ANKARA (Arrahmah.com) — Merosotnya lira Turki masih berlanjut dan terus mencatat rekor terlemah sepanjang sejarah melawan dolar Amerika Serikat (AS). Bahkan, pada perdagangan hari ini, Jumat (12/11/2021) lira nyaris menyentuh level 10/US$.
Melansir Reuters (12/11), lira sempat jeblok nyaris 1% ke 9,9843/US$, sebelum terpangkas dan berada di 9,9207/US$ atau melemah 0,31% di pasar spot. Sepanjang tahun ini hingga ke rekor terlemah tersebut, lira sudah jeblok lebih dari 34%.
Buruknya kinerja lira terjadi akibat kondisi internal dan eksternal. Dari internal, sikap Presiden Turki, Recep Tayyip Erdogan yang menyebut suku bunga tinggi adalah “biangnya setan” menjadi asal muasal jebloknya lira.
Sikap Erdogan tersebut “diterjemahkan” oleh bank sentral Turki (TCMB) dengan memangkas suku bunga secara agresif, padahal inflasi di Turki sedang tinggi.
Di awal tahun ini, lira sebenarnya sempat menjadi mata uang terbaik di dunia, saat TCMB dipimpin Naci Agbal. Tetapi pada bulan Maret lalu Agbal dipecat oleh Erdogan tanpa alasan pada Maret lalu. Pasar melihat pemecatan tersebut dilakukan akibat Agbal yang agresif menaikkan suku bunga.
Agbal hanya menjabat selama empat bulan saja, dan selama periode tersebut suku bunga dinaikkan sebanyak 875 basis poin menjadi 19%.
Bukan pertama kalinya Erdogan mengutak-atik posisi strategis di TCMB. Sejak 2019, Erdogan sudah tiga kali memecat Gubernur TCMB. Ketika gubernur berseberangan dengan pandangannya, maka hampir pasti akan kehilangan jabatannya. Hal ini membuat independensi bank sentral Turki selalu dipertanyakan oleh pelaku pasar.
Erdogan kemudian menunjuk Sahap Kavcioglu sebagai gubernur TCMB. Ia punya latar belakang bankir dan anggota parlemen dari Partai Keadilan dan Pembangunan Turki (AK Parti) yang dipimpin oleh Erdogan. Seperti halnya Erdogan, Kavcioglu punya pandangan yang serupa yaitu suku bunga tinggi adalah ‘biangnya setan’.

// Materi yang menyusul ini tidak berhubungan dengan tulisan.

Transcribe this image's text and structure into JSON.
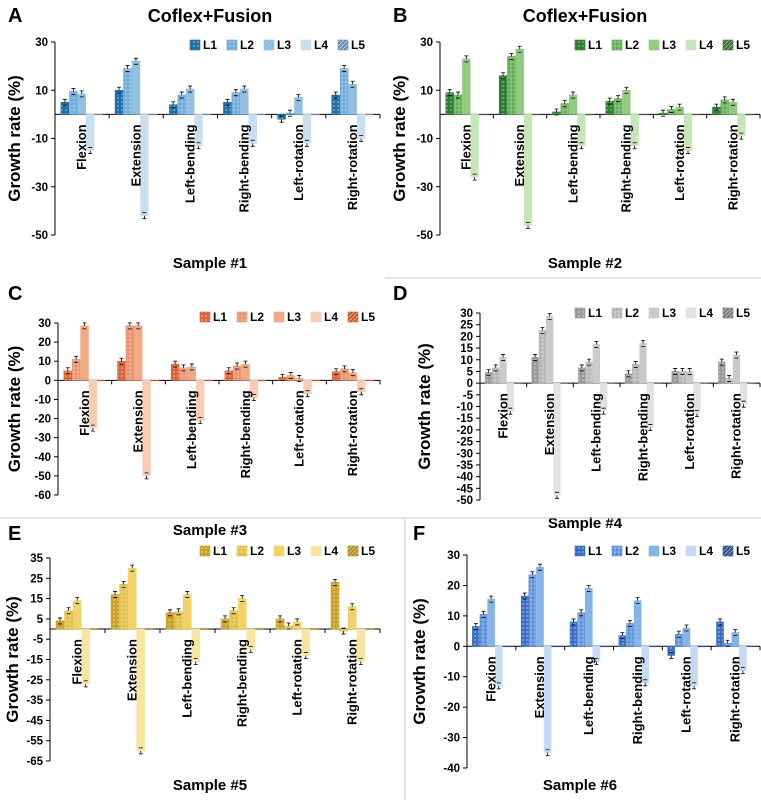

Alhasil, semenjak menjabat Kavcioglu agresif menurunkan suku bunga meski inflasi sangat tinggi. Terbaru, pada Kamis lalu TCMB memangkas suku bunga sebesar 300 basis poin menjadi 16%, sementara inflasi di Turki saat ini di kisaran 19%.
Tekanan bagi lira semakin besar setelah hasil polling Reuters terhadap para ekonom menunjukkan suku bunga akan kembali dipangkas sebesar 100 basis poin menjadi 15% pada pekan depan. Alhasil, kemerosotan lira tak terbendung.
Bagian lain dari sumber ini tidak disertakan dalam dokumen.